We've still got a while to go before we can rely on driverless cars.
Yesterday the government announced the first research trial of a driverless electric shuttle.
It will take place at Christchurch Airport starting from next year.
Director of the high tech research network at Unitech Hossein Sarrafzadeh said security of driverless cars still needs to be improved.
"People could hack into driverless cars just like they could hack into any digital system. That means we need to be prepared for that and we need to do more in the area of cyber security."
Though, Sarrafzadeh said it's great to see the cars being trialled.
"I believe they're safer than driver cars. There was a report that says driverless cars increase safety by 90 per cent."
Christchurch Airport's road system was a main reason why it got the green light for the country's first trial of driverless cars.
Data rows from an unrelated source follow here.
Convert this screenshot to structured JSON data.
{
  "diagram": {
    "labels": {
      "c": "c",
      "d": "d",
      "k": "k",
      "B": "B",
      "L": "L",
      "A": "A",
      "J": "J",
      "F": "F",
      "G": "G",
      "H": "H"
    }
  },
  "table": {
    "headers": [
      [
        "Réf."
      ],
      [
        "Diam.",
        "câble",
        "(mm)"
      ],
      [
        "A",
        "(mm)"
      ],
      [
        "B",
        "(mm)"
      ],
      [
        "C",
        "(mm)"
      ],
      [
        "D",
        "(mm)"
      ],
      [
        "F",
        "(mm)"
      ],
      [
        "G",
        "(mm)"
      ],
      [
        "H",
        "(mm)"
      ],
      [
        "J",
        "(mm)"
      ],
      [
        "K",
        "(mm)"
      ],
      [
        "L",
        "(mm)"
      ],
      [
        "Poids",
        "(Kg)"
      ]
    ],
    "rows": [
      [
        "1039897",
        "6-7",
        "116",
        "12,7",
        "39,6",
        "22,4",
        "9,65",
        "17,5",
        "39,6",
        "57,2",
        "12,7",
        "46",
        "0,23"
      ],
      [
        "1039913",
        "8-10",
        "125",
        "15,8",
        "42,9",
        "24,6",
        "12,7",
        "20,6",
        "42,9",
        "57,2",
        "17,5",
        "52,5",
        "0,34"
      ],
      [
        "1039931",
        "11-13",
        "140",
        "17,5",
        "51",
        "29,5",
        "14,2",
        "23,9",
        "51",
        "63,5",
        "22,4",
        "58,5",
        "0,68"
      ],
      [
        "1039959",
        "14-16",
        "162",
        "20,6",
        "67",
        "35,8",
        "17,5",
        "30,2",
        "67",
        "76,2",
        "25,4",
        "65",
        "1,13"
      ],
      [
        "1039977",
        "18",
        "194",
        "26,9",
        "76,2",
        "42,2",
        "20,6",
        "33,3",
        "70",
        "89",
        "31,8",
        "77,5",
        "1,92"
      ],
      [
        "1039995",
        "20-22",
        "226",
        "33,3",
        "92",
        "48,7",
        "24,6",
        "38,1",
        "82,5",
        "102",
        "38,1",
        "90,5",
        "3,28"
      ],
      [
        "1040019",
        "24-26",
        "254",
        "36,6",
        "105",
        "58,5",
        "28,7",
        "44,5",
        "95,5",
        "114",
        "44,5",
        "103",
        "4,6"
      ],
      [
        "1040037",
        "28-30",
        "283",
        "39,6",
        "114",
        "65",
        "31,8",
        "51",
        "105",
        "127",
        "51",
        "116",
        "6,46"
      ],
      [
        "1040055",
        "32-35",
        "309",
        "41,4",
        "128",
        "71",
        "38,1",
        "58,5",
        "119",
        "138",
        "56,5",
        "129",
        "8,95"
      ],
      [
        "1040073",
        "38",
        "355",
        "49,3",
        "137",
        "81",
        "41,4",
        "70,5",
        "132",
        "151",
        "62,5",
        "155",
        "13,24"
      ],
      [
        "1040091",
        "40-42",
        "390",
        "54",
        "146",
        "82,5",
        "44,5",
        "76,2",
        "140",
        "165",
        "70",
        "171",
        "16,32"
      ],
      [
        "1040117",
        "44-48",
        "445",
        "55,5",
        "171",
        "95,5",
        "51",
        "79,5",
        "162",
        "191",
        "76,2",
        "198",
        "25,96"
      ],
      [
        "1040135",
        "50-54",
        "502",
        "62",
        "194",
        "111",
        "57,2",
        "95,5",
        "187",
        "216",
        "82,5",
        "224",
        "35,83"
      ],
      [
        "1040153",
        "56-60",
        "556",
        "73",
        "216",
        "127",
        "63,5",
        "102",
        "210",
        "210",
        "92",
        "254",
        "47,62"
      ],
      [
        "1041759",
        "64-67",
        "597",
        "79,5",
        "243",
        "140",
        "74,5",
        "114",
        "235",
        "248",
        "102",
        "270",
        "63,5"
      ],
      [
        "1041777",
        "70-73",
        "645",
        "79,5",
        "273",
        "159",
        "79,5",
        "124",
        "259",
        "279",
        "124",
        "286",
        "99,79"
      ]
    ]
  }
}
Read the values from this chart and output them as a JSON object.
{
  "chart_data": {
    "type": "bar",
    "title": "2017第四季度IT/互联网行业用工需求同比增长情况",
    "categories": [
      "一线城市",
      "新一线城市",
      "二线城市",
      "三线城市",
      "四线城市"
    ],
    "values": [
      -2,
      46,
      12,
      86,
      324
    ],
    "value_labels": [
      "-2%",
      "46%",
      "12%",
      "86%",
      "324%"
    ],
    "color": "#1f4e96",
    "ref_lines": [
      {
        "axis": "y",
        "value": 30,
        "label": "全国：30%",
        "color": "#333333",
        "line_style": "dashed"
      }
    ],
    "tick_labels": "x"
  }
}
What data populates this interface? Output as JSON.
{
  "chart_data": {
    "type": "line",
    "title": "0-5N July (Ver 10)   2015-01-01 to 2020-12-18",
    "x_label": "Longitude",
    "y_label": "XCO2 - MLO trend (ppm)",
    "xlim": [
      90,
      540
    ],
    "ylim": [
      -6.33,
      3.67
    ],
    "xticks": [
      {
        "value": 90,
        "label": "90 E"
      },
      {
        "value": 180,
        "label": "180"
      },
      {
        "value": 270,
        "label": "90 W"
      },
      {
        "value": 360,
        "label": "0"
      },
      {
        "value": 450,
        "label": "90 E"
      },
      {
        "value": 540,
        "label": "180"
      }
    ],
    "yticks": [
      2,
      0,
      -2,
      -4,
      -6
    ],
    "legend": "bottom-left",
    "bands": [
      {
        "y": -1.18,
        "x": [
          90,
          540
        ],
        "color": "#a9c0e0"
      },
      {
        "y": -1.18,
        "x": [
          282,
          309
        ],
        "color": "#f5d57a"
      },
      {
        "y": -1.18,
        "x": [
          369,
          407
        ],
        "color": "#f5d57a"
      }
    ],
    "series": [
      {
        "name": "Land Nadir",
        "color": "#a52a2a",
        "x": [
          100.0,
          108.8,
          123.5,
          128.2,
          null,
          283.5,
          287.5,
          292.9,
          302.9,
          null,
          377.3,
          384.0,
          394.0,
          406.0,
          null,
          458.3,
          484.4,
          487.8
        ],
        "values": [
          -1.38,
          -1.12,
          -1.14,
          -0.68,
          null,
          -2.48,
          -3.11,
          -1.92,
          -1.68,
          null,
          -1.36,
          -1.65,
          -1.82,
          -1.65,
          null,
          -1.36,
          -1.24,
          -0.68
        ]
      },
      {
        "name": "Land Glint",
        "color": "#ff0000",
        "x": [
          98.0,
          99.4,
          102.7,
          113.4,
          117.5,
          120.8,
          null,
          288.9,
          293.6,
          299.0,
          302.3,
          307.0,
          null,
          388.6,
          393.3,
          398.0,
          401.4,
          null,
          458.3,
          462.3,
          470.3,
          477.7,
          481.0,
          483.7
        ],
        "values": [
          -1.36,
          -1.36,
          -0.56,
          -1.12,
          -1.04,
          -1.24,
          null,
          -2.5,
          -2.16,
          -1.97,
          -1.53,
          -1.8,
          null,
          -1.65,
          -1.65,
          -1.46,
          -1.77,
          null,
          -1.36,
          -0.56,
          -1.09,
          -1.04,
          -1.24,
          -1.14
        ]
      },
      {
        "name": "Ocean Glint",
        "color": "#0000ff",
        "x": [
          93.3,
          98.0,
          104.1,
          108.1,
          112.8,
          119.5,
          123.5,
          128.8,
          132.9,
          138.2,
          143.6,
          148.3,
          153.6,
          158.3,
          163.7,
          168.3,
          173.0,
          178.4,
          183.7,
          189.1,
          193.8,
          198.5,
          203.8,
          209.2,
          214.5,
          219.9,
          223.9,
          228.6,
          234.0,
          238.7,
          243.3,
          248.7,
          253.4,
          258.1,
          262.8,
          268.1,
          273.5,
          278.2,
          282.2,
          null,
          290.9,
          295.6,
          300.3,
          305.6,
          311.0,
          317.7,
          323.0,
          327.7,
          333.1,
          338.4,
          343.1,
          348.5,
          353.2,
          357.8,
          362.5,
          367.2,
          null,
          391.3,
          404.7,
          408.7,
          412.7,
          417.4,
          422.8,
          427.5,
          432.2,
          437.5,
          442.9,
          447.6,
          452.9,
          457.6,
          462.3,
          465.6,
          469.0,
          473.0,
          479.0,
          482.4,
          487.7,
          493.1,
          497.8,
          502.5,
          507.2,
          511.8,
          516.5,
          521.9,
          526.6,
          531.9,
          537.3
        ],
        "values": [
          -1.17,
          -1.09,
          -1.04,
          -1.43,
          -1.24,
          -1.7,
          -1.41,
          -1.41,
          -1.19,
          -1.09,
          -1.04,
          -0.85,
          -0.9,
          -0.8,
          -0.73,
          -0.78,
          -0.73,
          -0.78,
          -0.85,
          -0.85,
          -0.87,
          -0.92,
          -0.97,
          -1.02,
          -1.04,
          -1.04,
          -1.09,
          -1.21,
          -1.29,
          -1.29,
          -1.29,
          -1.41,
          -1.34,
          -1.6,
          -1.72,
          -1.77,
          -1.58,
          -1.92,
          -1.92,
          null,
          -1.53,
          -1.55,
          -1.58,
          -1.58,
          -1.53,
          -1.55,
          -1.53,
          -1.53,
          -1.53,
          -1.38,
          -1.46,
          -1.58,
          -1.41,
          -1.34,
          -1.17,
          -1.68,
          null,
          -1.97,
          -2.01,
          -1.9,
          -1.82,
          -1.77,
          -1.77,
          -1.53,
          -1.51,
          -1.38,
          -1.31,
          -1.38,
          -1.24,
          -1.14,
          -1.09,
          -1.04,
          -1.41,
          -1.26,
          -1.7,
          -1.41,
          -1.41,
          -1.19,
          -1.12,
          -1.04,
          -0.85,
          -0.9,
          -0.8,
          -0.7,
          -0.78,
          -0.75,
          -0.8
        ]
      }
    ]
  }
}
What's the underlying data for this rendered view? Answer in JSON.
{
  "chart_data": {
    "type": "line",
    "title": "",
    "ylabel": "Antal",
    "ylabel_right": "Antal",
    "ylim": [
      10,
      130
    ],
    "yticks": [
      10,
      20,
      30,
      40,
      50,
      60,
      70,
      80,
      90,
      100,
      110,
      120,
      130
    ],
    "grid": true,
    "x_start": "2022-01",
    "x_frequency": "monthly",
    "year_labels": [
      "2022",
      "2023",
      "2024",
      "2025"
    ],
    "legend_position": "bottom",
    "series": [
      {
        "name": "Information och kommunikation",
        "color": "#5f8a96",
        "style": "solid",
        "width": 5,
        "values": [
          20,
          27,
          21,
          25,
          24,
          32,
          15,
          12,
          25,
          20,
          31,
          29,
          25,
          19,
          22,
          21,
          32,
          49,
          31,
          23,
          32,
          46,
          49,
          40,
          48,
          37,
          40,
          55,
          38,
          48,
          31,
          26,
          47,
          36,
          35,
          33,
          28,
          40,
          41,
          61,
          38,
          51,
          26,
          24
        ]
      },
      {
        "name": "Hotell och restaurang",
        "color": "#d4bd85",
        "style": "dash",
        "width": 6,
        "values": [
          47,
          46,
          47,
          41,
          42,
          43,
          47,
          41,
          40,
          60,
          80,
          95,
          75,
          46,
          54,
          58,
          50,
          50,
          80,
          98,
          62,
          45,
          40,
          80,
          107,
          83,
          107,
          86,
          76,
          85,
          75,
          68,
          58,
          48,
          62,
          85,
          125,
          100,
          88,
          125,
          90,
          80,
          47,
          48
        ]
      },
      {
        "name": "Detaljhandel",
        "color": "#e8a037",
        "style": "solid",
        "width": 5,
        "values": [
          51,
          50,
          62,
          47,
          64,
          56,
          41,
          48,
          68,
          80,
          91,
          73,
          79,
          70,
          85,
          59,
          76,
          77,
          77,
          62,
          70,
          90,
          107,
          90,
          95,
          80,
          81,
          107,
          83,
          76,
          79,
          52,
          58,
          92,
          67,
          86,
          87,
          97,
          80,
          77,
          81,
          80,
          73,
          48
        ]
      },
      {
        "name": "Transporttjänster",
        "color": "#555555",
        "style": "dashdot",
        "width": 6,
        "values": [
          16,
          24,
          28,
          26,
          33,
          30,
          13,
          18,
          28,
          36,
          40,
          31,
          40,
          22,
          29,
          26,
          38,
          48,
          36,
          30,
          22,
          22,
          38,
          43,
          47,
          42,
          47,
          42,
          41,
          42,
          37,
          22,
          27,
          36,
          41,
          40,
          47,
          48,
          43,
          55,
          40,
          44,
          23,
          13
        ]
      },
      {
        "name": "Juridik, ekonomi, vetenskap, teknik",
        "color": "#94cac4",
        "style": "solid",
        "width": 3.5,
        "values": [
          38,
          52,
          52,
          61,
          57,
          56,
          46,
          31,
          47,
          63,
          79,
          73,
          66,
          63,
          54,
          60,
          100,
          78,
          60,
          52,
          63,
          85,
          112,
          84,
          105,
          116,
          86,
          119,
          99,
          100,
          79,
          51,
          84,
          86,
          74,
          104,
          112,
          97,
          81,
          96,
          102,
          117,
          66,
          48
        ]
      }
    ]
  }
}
It will host the trial of a 15-seater electric shuttle early next year, with help from collaborators such as Canterbury University.
Human Computer Interaction Professor Rob Lindeman said the wide range of streets in the airport's layout is perfect for testing.
"Everything from completely private roads to semi-private where there are vehicles on them but no public vehicles, right through to public roads."
Lindeman said besides the tech hubs at the university, the airport's roading layout and the high use of renewables, the way the city's embraced change in the rebuild is a big advantage.
"The rebuild and the design of the new smart city feeds well into that."
In Tauranga car manufacturer Volvo will preview their driverless cars in November.